A Monfalcone scatta il piano antiterrorismo
MONFALCONE L’ultimo bagno di sangue nel cuore di Gulshan, uno tra i quartieri più protetti della capitale del Bangladesh, perpetrato da un nucleo di fanatici terroristi probabilmente legati allo Stato Islamico apre la riflessione sulla sicurezza in una città di 28.258 abitanti, dove la comunità musulmana conta oltre 2.500 persone, per la maggior parte giovani e uomini: Monfalcone.
Potrebbe, tra la nutrita compagine bengalese - che a fine 2015 annoverava 1.945 residenti - celarsi una mela marcia, in grado di compiere anche qui una strage di occidentali? «Se ragioniamo su un piano astrattamente statistico potrebbe darsi - replica il questore di Gorizia, Lorenzo Pillinini -. Ma cosa ci dice, invece, che la situazione è sotto controllo? Le verifiche continue compiute delle forze dell’ordine e, soprattutto, il dialogo con la stessa comunità bengalese. La condivisione è fondamentale, guai a isolare, emarginando le persone. Perché se tagli fuori, allora legittimi a fare di tutto e anche peggio».

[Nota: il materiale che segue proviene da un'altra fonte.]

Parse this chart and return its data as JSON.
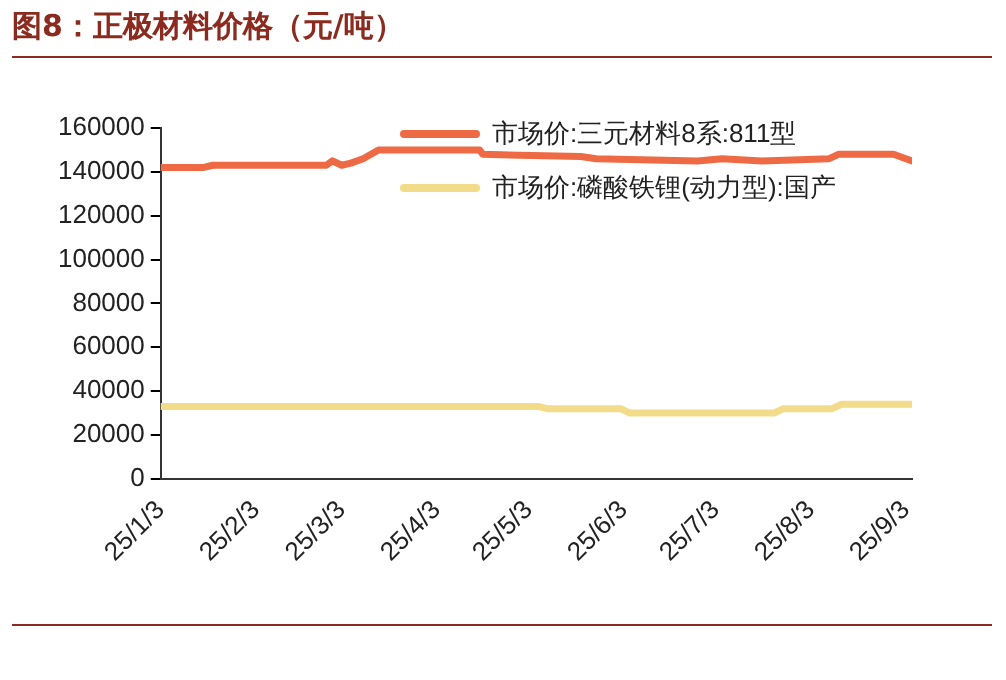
{
  "chart_data": {
    "type": "line",
    "title": "图8：正极材料价格（元/吨）",
    "series": [
      {
        "name": "市场价:三元材料8系:811型",
        "color": "#ee6a44",
        "x": [
          "--01-03",
          "--01-17",
          "--01-20",
          "--02-26",
          "--02-28",
          "--03-03",
          "--03-06",
          "--03-10",
          "--03-15",
          "--04-17",
          "--04-18",
          "--05-20",
          "--05-25",
          "--06-27",
          "--07-05",
          "--07-18",
          "--08-09",
          "--08-12",
          "--08-30",
          "--09-01",
          "--09-05"
        ],
        "values": [
          142000,
          142000,
          143000,
          143000,
          145000,
          143000,
          144000,
          146000,
          150000,
          150000,
          148000,
          147000,
          146000,
          145000,
          146000,
          145000,
          146000,
          148000,
          148000,
          147000,
          145000
        ]
      },
      {
        "name": "市场价:磷酸铁锂(动力型):国产",
        "color": "#f2dc8a",
        "x": [
          "--01-03",
          "--04-02",
          "--04-06",
          "--05-06",
          "--05-09",
          "--06-02",
          "--06-05",
          "--07-22",
          "--07-25",
          "--08-10",
          "--08-13",
          "--09-05"
        ],
        "values": [
          33000,
          33000,
          33000,
          33000,
          32000,
          32000,
          30000,
          30000,
          32000,
          32000,
          34000,
          34000
        ]
      }
    ],
    "xlim": [
      "--01-03",
      "--09-05"
    ],
    "xticks": [
      {
        "value": "--01-03",
        "label": "25/1/3"
      },
      {
        "value": "--02-03",
        "label": "25/2/3"
      },
      {
        "value": "--03-03",
        "label": "25/3/3"
      },
      {
        "value": "--04-03",
        "label": "25/4/3"
      },
      {
        "value": "--05-03",
        "label": "25/5/3"
      },
      {
        "value": "--06-03",
        "label": "25/6/3"
      },
      {
        "value": "--07-03",
        "label": "25/7/3"
      },
      {
        "value": "--08-03",
        "label": "25/8/3"
      },
      {
        "value": "--09-03",
        "label": "25/9/3"
      }
    ],
    "ylim": [
      0,
      160000
    ],
    "yticks": [
      0,
      20000,
      40000,
      60000,
      80000,
      100000,
      120000,
      140000,
      160000
    ],
    "grid": false,
    "legend": "top",
    "marker": "none",
    "line_style": "solid"
  }
}
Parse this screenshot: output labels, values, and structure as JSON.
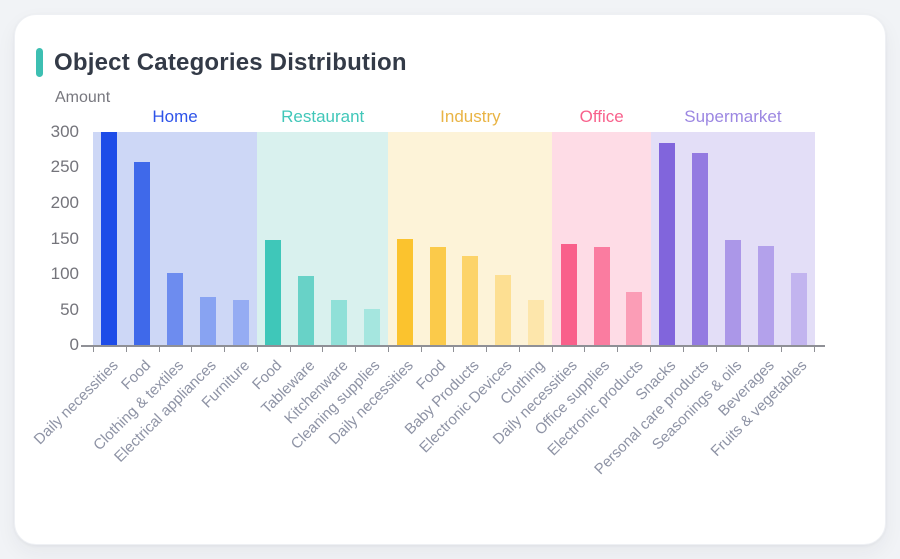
{
  "card": {
    "title": "Object Categories Distribution",
    "accent_color": "#3dbfb2"
  },
  "chart_data": {
    "type": "bar",
    "title": "Object Categories Distribution",
    "xlabel": "",
    "ylabel": "Amount",
    "ylim": [
      0,
      300
    ],
    "y_ticks": [
      0,
      50,
      100,
      150,
      200,
      250,
      300
    ],
    "grid": false,
    "legend_position": "top-inside",
    "groups": [
      {
        "name": "Home",
        "label_color": "#2d53e9",
        "band_color": "#cdd7f6",
        "bars": [
          {
            "label": "Daily necessities",
            "value": 300,
            "color": "#1d4ce8"
          },
          {
            "label": "Food",
            "value": 258,
            "color": "#3f69ea"
          },
          {
            "label": "Clothing & textiles",
            "value": 102,
            "color": "#6d8cef"
          },
          {
            "label": "Electrical appliances",
            "value": 68,
            "color": "#88a3f2"
          },
          {
            "label": "Furniture",
            "value": 63,
            "color": "#95acf3"
          }
        ]
      },
      {
        "name": "Restaurant",
        "label_color": "#41c7b9",
        "band_color": "#d9f1ee",
        "bars": [
          {
            "label": "Food",
            "value": 148,
            "color": "#3fc7b9"
          },
          {
            "label": "Tableware",
            "value": 97,
            "color": "#68d2c7"
          },
          {
            "label": "Kitchenware",
            "value": 64,
            "color": "#90e0d8"
          },
          {
            "label": "Cleaning supplies",
            "value": 51,
            "color": "#a5e6df"
          }
        ]
      },
      {
        "name": "Industry",
        "label_color": "#e9b445",
        "band_color": "#fdf3d8",
        "bars": [
          {
            "label": "Daily necessities",
            "value": 150,
            "color": "#fbc32e"
          },
          {
            "label": "Food",
            "value": 138,
            "color": "#fbca4a"
          },
          {
            "label": "Baby Products",
            "value": 126,
            "color": "#fcd369"
          },
          {
            "label": "Electronic Devices",
            "value": 99,
            "color": "#fddf92"
          },
          {
            "label": "Clothing",
            "value": 63,
            "color": "#fde6ab"
          }
        ]
      },
      {
        "name": "Office",
        "label_color": "#f8618c",
        "band_color": "#fedce6",
        "bars": [
          {
            "label": "Daily necessities",
            "value": 142,
            "color": "#f9608b"
          },
          {
            "label": "Office supplies",
            "value": 138,
            "color": "#fa7ca0"
          },
          {
            "label": "Electronic products",
            "value": 74,
            "color": "#fb9db6"
          }
        ]
      },
      {
        "name": "Supermarket",
        "label_color": "#9c87e2",
        "band_color": "#e3def7",
        "bars": [
          {
            "label": "Snacks",
            "value": 285,
            "color": "#8165dc"
          },
          {
            "label": "Personal care products",
            "value": 271,
            "color": "#937ae1"
          },
          {
            "label": "Seasonings & oils",
            "value": 148,
            "color": "#ab97e8"
          },
          {
            "label": "Beverages",
            "value": 140,
            "color": "#b3a1eb"
          },
          {
            "label": "Fruits & vegetables",
            "value": 101,
            "color": "#c2b4ef"
          }
        ]
      }
    ]
  }
}
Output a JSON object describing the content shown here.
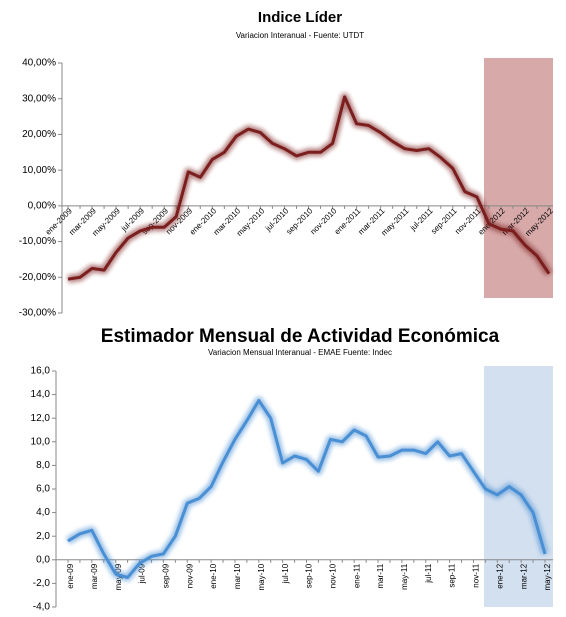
{
  "chart_data": [
    {
      "type": "line",
      "title": "Indice Líder",
      "subtitle": "Variacion Interanual - Fuente: UTDT",
      "categories": [
        "ene-2009",
        null,
        "mar-2009",
        null,
        "may-2009",
        null,
        "jul-2009",
        null,
        "sep-2009",
        null,
        "nov-2009",
        null,
        "ene-2010",
        null,
        "mar-2010",
        null,
        "may-2010",
        null,
        "jul-2010",
        null,
        "sep-2010",
        null,
        "nov-2010",
        null,
        "ene-2011",
        null,
        "mar-2011",
        null,
        "may-2011",
        null,
        "jul-2011",
        null,
        "sep-2011",
        null,
        "nov-2011",
        null,
        "ene-2012",
        null,
        "mar-2012",
        null,
        "may-2012"
      ],
      "series": [
        {
          "name": "Indice Líder",
          "color": "#7a1e1e",
          "values": [
            -20.5,
            -20,
            -17.5,
            -18,
            -13,
            -9,
            -7,
            -6,
            -6,
            -3,
            9.5,
            8,
            13,
            15,
            19.5,
            21.5,
            20.5,
            17.5,
            16,
            14,
            15,
            15,
            17.5,
            30.5,
            23,
            22.5,
            20.5,
            18,
            16,
            15.5,
            16,
            13.5,
            10.5,
            4,
            2.5,
            -5,
            -6.5,
            -7,
            -11,
            -14,
            -19
          ]
        }
      ],
      "ylim": [
        -30,
        40
      ],
      "yticks": [
        {
          "value": -30,
          "label": "-30,00%"
        },
        {
          "value": -20,
          "label": "-20,00%"
        },
        {
          "value": -10,
          "label": "-10,00%"
        },
        {
          "value": 0,
          "label": "0,00%"
        },
        {
          "value": 10,
          "label": "10,00%"
        },
        {
          "value": 20,
          "label": "20,00%"
        },
        {
          "value": 30,
          "label": "30,00%"
        },
        {
          "value": 40,
          "label": "40,00%"
        }
      ],
      "grid": false
    },
    {
      "type": "line",
      "title": "Estimador Mensual de Actividad Económica",
      "subtitle": "Variacion Mensual Interanual - EMAE Fuente: Indec",
      "categories": [
        "ene-09",
        null,
        "mar-09",
        null,
        "may-09",
        null,
        "jul-09",
        null,
        "sep-09",
        null,
        "nov-09",
        null,
        "ene-10",
        null,
        "mar-10",
        null,
        "may-10",
        null,
        "jul-10",
        null,
        "sep-10",
        null,
        "nov-10",
        null,
        "ene-11",
        null,
        "mar-11",
        null,
        "may-11",
        null,
        "jul-11",
        null,
        "sep-11",
        null,
        "nov-11",
        null,
        "ene-12",
        null,
        "mar-12",
        null,
        "may-12"
      ],
      "series": [
        {
          "name": "EMAE",
          "color": "#4a8fd4",
          "values": [
            1.6,
            2.2,
            2.5,
            0.5,
            -1.2,
            -1.5,
            -0.3,
            0.3,
            0.5,
            2,
            4.8,
            5.2,
            6.2,
            8.3,
            10.2,
            11.8,
            13.5,
            12,
            8.2,
            8.8,
            8.5,
            7.5,
            10.2,
            10,
            11,
            10.5,
            8.7,
            8.8,
            9.3,
            9.3,
            9,
            10,
            8.8,
            9,
            7.5,
            6,
            5.5,
            6.2,
            5.5,
            4,
            0.5
          ]
        }
      ],
      "ylim": [
        -4,
        16
      ],
      "yticks": [
        {
          "value": -4,
          "label": "-4,0"
        },
        {
          "value": -2,
          "label": "-2,0"
        },
        {
          "value": 0,
          "label": "0,0"
        },
        {
          "value": 2,
          "label": "2,0"
        },
        {
          "value": 4,
          "label": "4,0"
        },
        {
          "value": 6,
          "label": "6,0"
        },
        {
          "value": 8,
          "label": "8,0"
        },
        {
          "value": 10,
          "label": "10,0"
        },
        {
          "value": 12,
          "label": "12,0"
        },
        {
          "value": 14,
          "label": "14,0"
        },
        {
          "value": 16,
          "label": "16,0"
        }
      ],
      "grid": false
    }
  ]
}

La regia non può essere solo delle forze di polizia, nell’Isontino. In questo ragionamento si devono necessariamente inserire le istituzioni, e in primis i Comuni, oltre alle strutture sanitarie. «Per quanto invece ci compete - sottolinea il questore - la strategia nostra è mantenere tutti i canali di comunicazione con la comunità musulmana e la presenza rafforzata delle forze dell’ordine, in termini di ulteriori volanti, sul territorio. Cosa che ho avviato fin dal momento del mio insediamento. Abbiamo un nuovo Piano antiterrorismo provinciale, che per ovvi motivi è secretato, messo a punto in coordinamento con la Prefettura, che si applica anche e soprattutto a Monfalcone. Poiché non si tratta di un agglomerato urbano normale, come potrebbe essere, per capirci, Capriva».
«È un comune - precisa - che per sua stessa identità va attenzionato: ci sono i cantierini, i flussi migratori, le dinamiche lavorative peculiari. Tutti aspetti da monitorare».
Pillinini è rimasto personalmente molto colpito dalla strage di sei giorni fa. Ha conosciuto Pietro Cesaratto, responsabile dell’ufficio import-export di Bernardi che, assieme al proprietario Riccardo Di Tommaso, aveva scelto Cristian Rossi, una delle vittime, per coordinare l’ufficio di collegamento a Dacca, con una decina di dipendenti.
«Mi raccontava che c’era un grande rispetto reciproco e che la comunità italiana era molto stimata e assolutamente gradita. Quest’azione, la volontà cioè di punire i connazionali, ha stupito moltissimo». «Ma - aggiunge subito - la cosa peggiore che si può commettere nel frangente è quella di fare di tutt’un erba un fascio. Pensare che tutti i bengalesi siano terroristi, mentre la comunità presente qui è molto ben inserita nel mondo del lavoro. Il rapporto c’è ed è buono, cerchiamo di mantenerlo». Il principale datore resta il cantiere navale, con le ditte esterne impiegate da Fincantieri. La religione seguita, quella islamica sunnita.
«I rapporti tra la comunità bengalese e la Digos sono di complementarità - spiega il questore Pillinini - gli interessi sono reciproci a far emergere gli elementi radicalizzati, che non riescono a integrarsi ai nostri valori e al nostro sistema. Il confronto dunque c’è ed è costante». Anche con personale dedicato. «E va esteso ad altre etnie - prosegue Pillini -, come quella marocchina, tunisina o macedone, di fede musulmana, che pure ha una fitta rappresentanza a Monfalcone». Città dove una persona su cinque è straniera.
Non si tratta, comunque, di favorire le delazioni, il parallelo è piuttosto con «il ruolo rivestito a suo tempo nelle fabbriche dai sindacati, che riuscirono a far venire a galla, denunciandoli, i soggetti legati alle Brigate Rosse».
«Trattandosi di persone residenti - conclude Pillinini - ogni sforzo possibile deve essere fatto per stabilire le regole del vivere civile, cioè le leggi italiane di uno Stato laico, che assicurano a tutti un’ordinata e coesa composizione sociale. Ribadisco: guai a uscire da questi tracciati, perché allora presto le moschee diventano scantinati in cui l’estremismo ha gioco facile».